Re: The Physics Behind 'Contractions'.
- From: hw@..(Dr. Henri Wilson)
- Date: Fri, 02 Jan 2009 20:50:30 GMT
On Fri, 02 Jan 2009 21:24:41 +0100, "Paul B. Andersen"
<paul.b.andersen@xxxxxxxxxxxxxxx> wrote:
Dr. Henri Wilson wrote:
On Thu, 01 Jan 2009 23:00:04 +0100, "Paul B. Andersen"
<paul.b.andersen@xxxxxxxxxxxxxxx> wrote:
So in the context of this:
http://home.c2i.net/pb_andersen/pdf/Stellar_aberration.pdf
your statement:
<<
This is totally inadequate. You haven't stressed the importance of the
telescope's orientation when the readings are taken.
>>
is indeed a joke.
What you write in the following is utterly irrelevant to the paper
you commented, but I will comment on it anyway.
I see that I have misunderstood your example below.
So I will snip my previous comments and write new ones.
For simplicity, let's assume that radius of the orbit is 1AU.

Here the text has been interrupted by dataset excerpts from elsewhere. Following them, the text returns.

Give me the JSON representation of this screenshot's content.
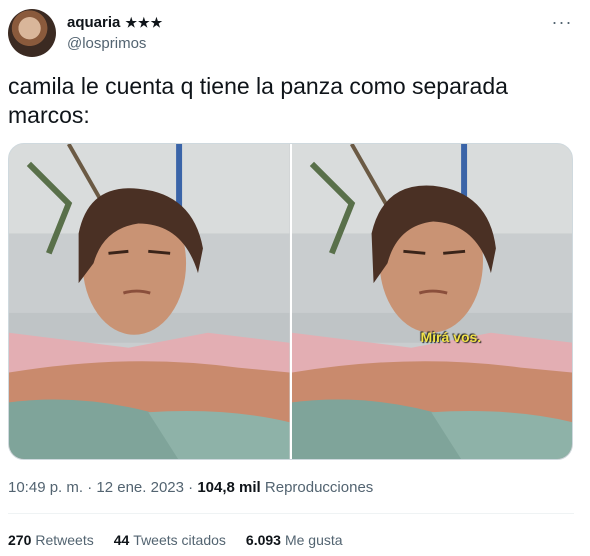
{
  "author": {
    "display_name": "aquaria",
    "badge": "★★★",
    "handle": "@losprimos"
  },
  "tweet": {
    "text_line1": "camila le cuenta q tiene la panza como separada",
    "text_line2": "marcos:"
  },
  "media": {
    "frame2_subtitle": "Mirá vos."
  },
  "meta": {
    "time": "10:49 p. m.",
    "separator": "·",
    "date": "12 ene. 2023",
    "views_count": "104,8 mil",
    "views_label": "Reproducciones"
  },
  "stats": {
    "retweets_count": "270",
    "retweets_label": "Retweets",
    "quotes_count": "44",
    "quotes_label": "Tweets citados",
    "likes_count": "6.093",
    "likes_label": "Me gusta"
  },
  "icons": {
    "more": "more-dots-icon"
  }
}
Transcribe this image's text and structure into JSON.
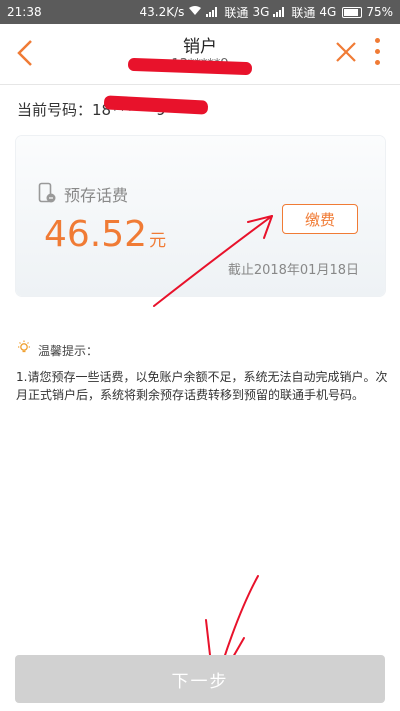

(You seem to have made that assumption.)
Yes
Let me explain again..... read carefully.
If a space telescope is sent into a circular ecliptic orbit and is accurately
aligned with a star that lies right on the ecliptic polar axis and if that
telescope spins on a similarly aligned axis once per its orbit period, the
image of that star will remain exactly in the viewing centre.
But to keep the star exactly in the viewing centre, the pointing of
the telescope must be moved along a circle synchronous with it's
orbital motion, the radius of this circle must be v/c radians where
v = 30km/s is the orbital speed of the telescope.
v/c = 10^-4 radians = 20.5".
If I understand you right (you haven't explained it well), you think
this could be achieved by letting the telescope spin (once per year!)
around an axis which is 20.5" off its optical axis.
Possible in principle, hardly in practice. And active steering would be
necessary, even if only tiny adjustments now and then would be needed.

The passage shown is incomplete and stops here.